The State Board of Education voted on February 28 to approve all 10 Boston charter school proposals endorsed by Mitchell D. Chester, commissioner of the MA Department of Elementary and Secondary Education. Six statewide non-Boston applications were also approved; one in Lynn was rejected.
All Boston charters were easily approved, though one, a second Edward Brooke Charter School, gathered some opposition because of the high attrition rate of its parent Edward Brooke school. The current Edward Brooke has a student population that hovers between 60 and 70 students from Grades K to three until student attrition “ forced or otherwise “ sets in. The Brooke student population drops steadily each year from 70 to 18 in grades three through eight. In grade 6, there are 44 students; grade 7, 26 students; and in grade 8, only 18 students remain. Little wonder there is concern about their dropout rate. Too bad the concern wasn’t enough.
(By the way, the current Edward Brooke charter school serves a population virtually devoid of Limited English Proficient students, 0.2% to the city’s 30.3%, and with very few special ed students, 7.3% to the city’s 19.4%.)

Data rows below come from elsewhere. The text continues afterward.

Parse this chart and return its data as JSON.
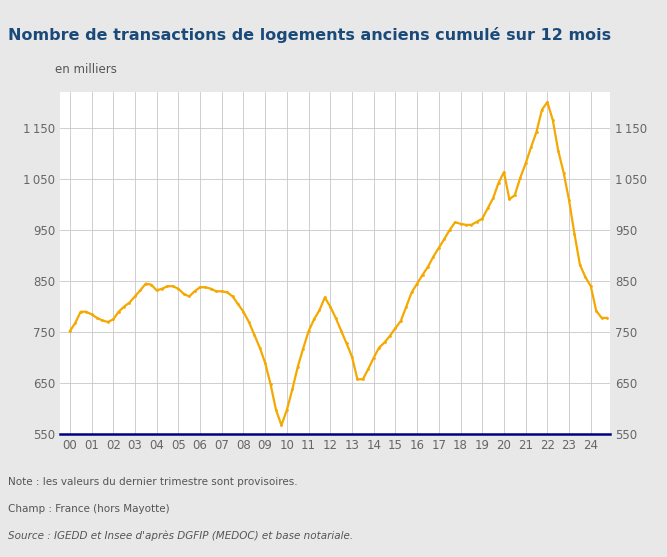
{
  "title": "Nombre de transactions de logements anciens cumulé sur 12 mois",
  "subtitle": "en milliers",
  "note1": "Note : les valeurs du dernier trimestre sont provisoires.",
  "note2": "Champ : France (hors Mayotte)",
  "note3": "Source : IGEDD et Insee d'après DGFIP (MEDOC) et base notariale.",
  "line_color": "#f5a800",
  "plot_bg": "#ffffff",
  "fig_bg": "#e8e8e8",
  "title_color": "#1a4a7a",
  "note_color": "#555555",
  "axis_line_color": "#000080",
  "grid_color": "#c8c8c8",
  "tick_color": "#666666",
  "ylim": [
    550,
    1220
  ],
  "yticks": [
    550,
    650,
    750,
    850,
    950,
    1050,
    1150
  ],
  "x_labels": [
    "00",
    "01",
    "02",
    "03",
    "04",
    "05",
    "06",
    "07",
    "08",
    "09",
    "10",
    "11",
    "12",
    "13",
    "14",
    "15",
    "16",
    "17",
    "18",
    "19",
    "20",
    "21",
    "22",
    "23",
    "24"
  ],
  "quarterly_data": [
    [
      2000.0,
      752
    ],
    [
      2000.25,
      768
    ],
    [
      2000.5,
      790
    ],
    [
      2000.75,
      790
    ],
    [
      2001.0,
      785
    ],
    [
      2001.25,
      778
    ],
    [
      2001.5,
      773
    ],
    [
      2001.75,
      770
    ],
    [
      2002.0,
      775
    ],
    [
      2002.25,
      790
    ],
    [
      2002.5,
      800
    ],
    [
      2002.75,
      808
    ],
    [
      2003.0,
      820
    ],
    [
      2003.25,
      832
    ],
    [
      2003.5,
      845
    ],
    [
      2003.75,
      843
    ],
    [
      2004.0,
      832
    ],
    [
      2004.25,
      835
    ],
    [
      2004.5,
      840
    ],
    [
      2004.75,
      840
    ],
    [
      2005.0,
      835
    ],
    [
      2005.25,
      825
    ],
    [
      2005.5,
      820
    ],
    [
      2005.75,
      830
    ],
    [
      2006.0,
      838
    ],
    [
      2006.25,
      838
    ],
    [
      2006.5,
      835
    ],
    [
      2006.75,
      830
    ],
    [
      2007.0,
      830
    ],
    [
      2007.25,
      828
    ],
    [
      2007.5,
      820
    ],
    [
      2007.75,
      805
    ],
    [
      2008.0,
      790
    ],
    [
      2008.25,
      770
    ],
    [
      2008.5,
      745
    ],
    [
      2008.75,
      720
    ],
    [
      2009.0,
      690
    ],
    [
      2009.25,
      648
    ],
    [
      2009.5,
      598
    ],
    [
      2009.75,
      568
    ],
    [
      2010.0,
      598
    ],
    [
      2010.25,
      638
    ],
    [
      2010.5,
      682
    ],
    [
      2010.75,
      718
    ],
    [
      2011.0,
      752
    ],
    [
      2011.25,
      775
    ],
    [
      2011.5,
      793
    ],
    [
      2011.75,
      818
    ],
    [
      2012.0,
      800
    ],
    [
      2012.25,
      778
    ],
    [
      2012.5,
      753
    ],
    [
      2012.75,
      728
    ],
    [
      2013.0,
      702
    ],
    [
      2013.25,
      658
    ],
    [
      2013.5,
      658
    ],
    [
      2013.75,
      678
    ],
    [
      2014.0,
      700
    ],
    [
      2014.25,
      720
    ],
    [
      2014.5,
      730
    ],
    [
      2014.75,
      743
    ],
    [
      2015.0,
      758
    ],
    [
      2015.25,
      772
    ],
    [
      2015.5,
      800
    ],
    [
      2015.75,
      828
    ],
    [
      2016.0,
      845
    ],
    [
      2016.25,
      862
    ],
    [
      2016.5,
      878
    ],
    [
      2016.75,
      898
    ],
    [
      2017.0,
      915
    ],
    [
      2017.25,
      932
    ],
    [
      2017.5,
      950
    ],
    [
      2017.75,
      965
    ],
    [
      2018.0,
      962
    ],
    [
      2018.25,
      960
    ],
    [
      2018.5,
      960
    ],
    [
      2018.75,
      966
    ],
    [
      2019.0,
      972
    ],
    [
      2019.25,
      992
    ],
    [
      2019.5,
      1012
    ],
    [
      2019.75,
      1042
    ],
    [
      2020.0,
      1063
    ],
    [
      2020.25,
      1010
    ],
    [
      2020.5,
      1018
    ],
    [
      2020.75,
      1052
    ],
    [
      2021.0,
      1080
    ],
    [
      2021.25,
      1112
    ],
    [
      2021.5,
      1142
    ],
    [
      2021.75,
      1185
    ],
    [
      2022.0,
      1200
    ],
    [
      2022.25,
      1165
    ],
    [
      2022.5,
      1105
    ],
    [
      2022.75,
      1062
    ],
    [
      2023.0,
      1008
    ],
    [
      2023.25,
      942
    ],
    [
      2023.5,
      882
    ],
    [
      2023.75,
      858
    ],
    [
      2024.0,
      840
    ],
    [
      2024.25,
      792
    ],
    [
      2024.5,
      778
    ],
    [
      2024.75,
      778
    ]
  ]
}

Currently charter schools, even though they do not educate all students “ specifically those with special education needs and ELL needs “ drain in excess of $60 million per year from Boston Public Schools. The additional charter schools will drain an expected $40 million on top of the current $60 million. The new state Ed Reform law allows even more charter schools to be created in Boston. The total dollar loss for our schools will exceed an estimated $110 million per year by 2014. Superintendent Carol Johnson and Mayor Menino supported the Ed Reform legislation.